Problems faced by migrant workers in the Gulf state include exorbitant recruitment fees which can take years to pay off, routine confiscation of labourers' passports by employers and a restrictive sponsorship system that gives employers almost total control over their employees, the New York-based group Human Rights Watch said in a report.
The group cited Qatar as having one of the most restrictive sponsorship laws in the Gulf region. Migrant workers are unable to change jobs without their employer's permission and their sponsoring employer must sign an exit permit before they can leave the country.
Poor working conditions are common across the region where impoverished men and women from South Asia have come for decades to work on construction sites or oil projects, or as domestic help.
Welfare workers say the sponsorship system, in place across much of the Gulf, and the lack of a minimum wage allow migrant workers to be exploited.
In January, Qatar said World Cup organisers would ensure contractors adhered to international labour laws for workers employed in construction projects before the tournament.

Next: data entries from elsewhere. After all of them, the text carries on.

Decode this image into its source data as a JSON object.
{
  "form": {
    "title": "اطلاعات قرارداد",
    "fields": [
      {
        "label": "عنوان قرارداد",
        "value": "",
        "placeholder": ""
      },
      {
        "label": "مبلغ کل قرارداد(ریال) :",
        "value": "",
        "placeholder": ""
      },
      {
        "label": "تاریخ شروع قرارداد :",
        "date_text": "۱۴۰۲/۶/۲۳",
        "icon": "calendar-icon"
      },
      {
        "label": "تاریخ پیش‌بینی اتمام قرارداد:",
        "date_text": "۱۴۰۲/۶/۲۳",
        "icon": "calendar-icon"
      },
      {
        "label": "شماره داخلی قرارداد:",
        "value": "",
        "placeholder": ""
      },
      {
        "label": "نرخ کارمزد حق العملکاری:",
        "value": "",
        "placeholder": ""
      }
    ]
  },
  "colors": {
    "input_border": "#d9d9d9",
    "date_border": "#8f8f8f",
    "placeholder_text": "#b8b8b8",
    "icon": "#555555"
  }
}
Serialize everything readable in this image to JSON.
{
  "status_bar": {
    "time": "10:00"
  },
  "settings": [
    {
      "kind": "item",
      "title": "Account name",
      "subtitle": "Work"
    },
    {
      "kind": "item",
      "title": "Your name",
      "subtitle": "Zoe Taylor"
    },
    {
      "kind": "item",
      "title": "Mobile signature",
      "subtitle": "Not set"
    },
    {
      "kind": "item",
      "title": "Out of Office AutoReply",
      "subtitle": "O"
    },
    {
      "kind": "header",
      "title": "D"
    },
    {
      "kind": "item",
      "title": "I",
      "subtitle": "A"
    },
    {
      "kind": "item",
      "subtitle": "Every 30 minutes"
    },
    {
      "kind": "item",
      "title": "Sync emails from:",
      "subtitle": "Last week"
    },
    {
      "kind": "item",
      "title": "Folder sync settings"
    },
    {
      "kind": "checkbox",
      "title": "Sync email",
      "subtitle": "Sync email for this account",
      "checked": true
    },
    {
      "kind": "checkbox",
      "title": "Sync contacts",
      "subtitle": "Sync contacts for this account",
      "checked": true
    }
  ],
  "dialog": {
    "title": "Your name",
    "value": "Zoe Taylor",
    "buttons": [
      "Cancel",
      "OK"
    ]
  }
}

Qatar has embarked on a huge building programme in the runup to the World Cup. It plans to spend $11 billion on a new international airport, $5.5 billion on a deepwater seaport and $1 billion for a transport corridor in the capital, Doha. It will spend $20 billion on roads.
The tiny Gulf state will build nine new stadiums and renovate three existing facilities.
Qatar, where summer temperatures top 45 degrees Celsius, was the surprise winner of a FIFA vote in 2010 to choose the 2022 host country. It plans to build solar-powered, air-conditioned stadiums to overcome the sweltering summer heat.